S.C. town’s residents in grip of serial killer

Reward posters hang in the window of a business in Gaffney, S.C., on Friday. Officials are looking for a serial killer blamed for four deaths over six days.  (Associated Press / The Spokesman-Review)
Mitch Weiss Associated Press

GAFFNEY, S.C. – Terrified residents canceled Fourth of July plans and holed up in their homes Friday as investigators hunted a serial killer believed to have shot four people to death.

Tanya Phillips had been looking forward to a backyard barbecue at her brother’s house but instead planned to stay home with her doors locked.

“I’m not taking any chances,” said Phillips, 32, a mother of two who works in a day care center. “I’ll go out during the day, but not at night. I just don’t feel safe.”

Plenty of evidence links the killings, though officials have not yet determined how the victims are connected or if they knew whoever shot them, said Cherokee County Sheriff Bill Blanton.

“Yes, we have a serial killer,” he said at a news conference in this rural community 50 miles south of Charlotte, N.C.

So far, all investigators have to go on is a sketch of a suspect and a description of a possible getaway vehicle, though police would not say who provided that information.

The latest victims were found in their family’s small furniture and appliance shop near downtown Gaffney around closing time Thursday. Stephen Tyler, 45, was killed, and his 15-year-old daughter was shot and seriously injured.

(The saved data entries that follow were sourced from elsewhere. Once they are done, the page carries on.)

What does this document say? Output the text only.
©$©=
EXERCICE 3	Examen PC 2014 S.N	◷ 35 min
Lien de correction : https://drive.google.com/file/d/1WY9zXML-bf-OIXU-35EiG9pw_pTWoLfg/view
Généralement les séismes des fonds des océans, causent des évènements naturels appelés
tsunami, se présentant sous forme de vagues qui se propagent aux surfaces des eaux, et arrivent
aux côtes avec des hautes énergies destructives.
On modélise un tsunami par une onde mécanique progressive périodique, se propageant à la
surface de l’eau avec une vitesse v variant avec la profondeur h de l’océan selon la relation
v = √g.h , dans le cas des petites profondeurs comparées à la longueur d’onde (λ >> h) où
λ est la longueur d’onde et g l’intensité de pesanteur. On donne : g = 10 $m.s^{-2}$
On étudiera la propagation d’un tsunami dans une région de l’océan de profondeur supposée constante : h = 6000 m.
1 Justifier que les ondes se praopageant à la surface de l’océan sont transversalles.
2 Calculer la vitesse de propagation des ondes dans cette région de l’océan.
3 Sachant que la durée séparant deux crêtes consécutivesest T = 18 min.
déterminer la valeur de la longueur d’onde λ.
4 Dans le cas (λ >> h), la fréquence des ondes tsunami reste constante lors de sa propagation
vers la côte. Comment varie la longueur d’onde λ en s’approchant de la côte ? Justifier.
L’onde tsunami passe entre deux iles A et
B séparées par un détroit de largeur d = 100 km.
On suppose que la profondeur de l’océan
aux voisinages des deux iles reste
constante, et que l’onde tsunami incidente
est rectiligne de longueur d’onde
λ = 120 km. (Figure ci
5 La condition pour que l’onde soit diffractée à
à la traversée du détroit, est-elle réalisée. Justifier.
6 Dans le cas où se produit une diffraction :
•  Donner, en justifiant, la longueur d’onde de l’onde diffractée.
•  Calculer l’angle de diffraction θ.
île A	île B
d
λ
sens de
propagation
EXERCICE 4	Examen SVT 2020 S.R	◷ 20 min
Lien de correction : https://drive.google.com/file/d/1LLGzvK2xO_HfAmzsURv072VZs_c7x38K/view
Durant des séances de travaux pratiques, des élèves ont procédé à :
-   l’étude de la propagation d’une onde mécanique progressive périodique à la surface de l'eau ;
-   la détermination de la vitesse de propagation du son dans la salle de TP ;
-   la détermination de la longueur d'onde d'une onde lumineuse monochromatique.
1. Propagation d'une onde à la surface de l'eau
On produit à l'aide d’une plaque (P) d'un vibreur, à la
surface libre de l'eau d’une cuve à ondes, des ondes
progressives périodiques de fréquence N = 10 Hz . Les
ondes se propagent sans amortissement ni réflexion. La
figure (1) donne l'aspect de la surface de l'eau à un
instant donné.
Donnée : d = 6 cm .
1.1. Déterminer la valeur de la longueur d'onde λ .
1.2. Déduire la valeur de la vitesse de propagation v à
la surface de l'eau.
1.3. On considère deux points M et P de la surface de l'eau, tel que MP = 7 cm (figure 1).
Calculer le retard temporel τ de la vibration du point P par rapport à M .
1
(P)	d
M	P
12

A day earlier and about seven miles away, family members found the bodies of 83-year-old Hazel Linder and her 50-year-old daughter, Gena Linder Parker, bound and shot in Linder’s home.

The killing spree began last Saturday about 10 miles from the Tyler family’s store, where peach farmer Kline Cash, 63, was found shot in his living room. Blanton said the killer may have first spoken with Cash’s wife about buying hay.

Cherokee County, home to about 54,000 people, had just six homicides in all of 2008, and half that the year before.

Residents have “their guard up and their gun handy,” said state Sen. Harvey Peeler, R-Gaffney.